Ölpreis strebt neues Rekordhoch an

Internationale Energieagentur: Ölförderung ist im März gesunken. Im Sommer könnte ein Liter Super 1,70 Euro kosten

BERLIN taz ■ Der Ölpreis strebt auf neue Rekordmarken zu. Branchendienste gingen gestern davon aus, dass „der Markt in den USA die 70-Dollar-Marke testen will“. Damit wäre wieder knapp das Allzeithoch von 70,85 Dollar vom vergangenen August erreicht. Damals hatte der Hurrikan „Katrina“ viele Förderanlagen und Raffinerien im Golf von Mexiko zerstört.

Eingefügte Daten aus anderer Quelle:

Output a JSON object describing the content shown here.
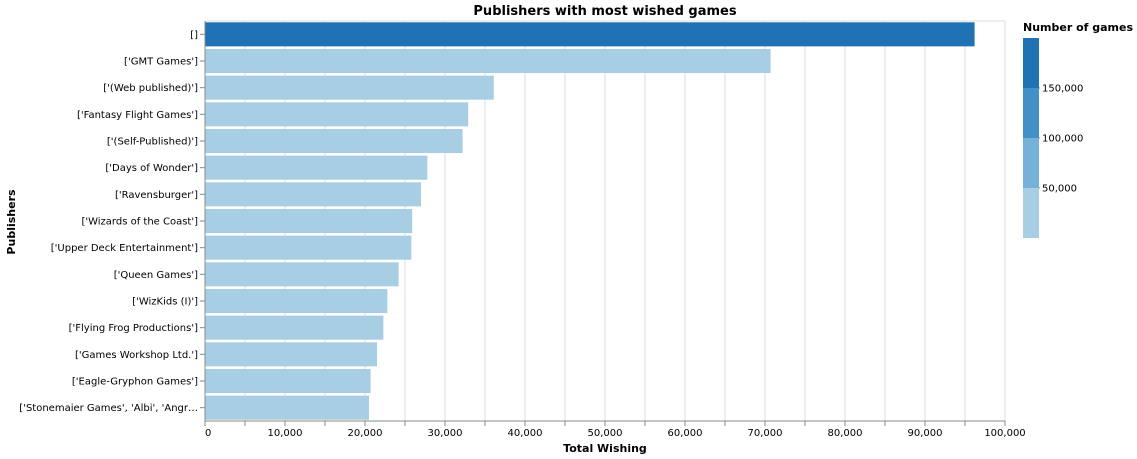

Mittelfristig ist ein Preisrückgang nicht abzusehen, denn Nachfrage und Angebot klaffen beim Öl immer stärker auseinander, wie die jüngsten Marktdaten zeigen. So veröffentlichte die Internationale Energieagentur (IEA) in Paris gestern ihren Monatsbericht. Im März fiel das weltweite Ölangebot um 125.000 auf 84,5 Millionen Barrel am Tag. Ein Grund: In Nigeria haben Rebellen die Förderanlagen von Shell angegriffen. Seither sind sie weitgehend lahm gelegt.

Gleichzeitig rechnet die IEA aber damit, dass die Nachfrage um 1,47 Millionen Barrel pro Tag steigt. Allein in China nahm die Nachfrage um 4 Prozent zu. Im April dürfte der Bedarf daher bei knapp 86 Millionen Barrel täglich liegen. Konsequenz: Es entsteht eine Lücke von etwa einer Million Barrel täglich.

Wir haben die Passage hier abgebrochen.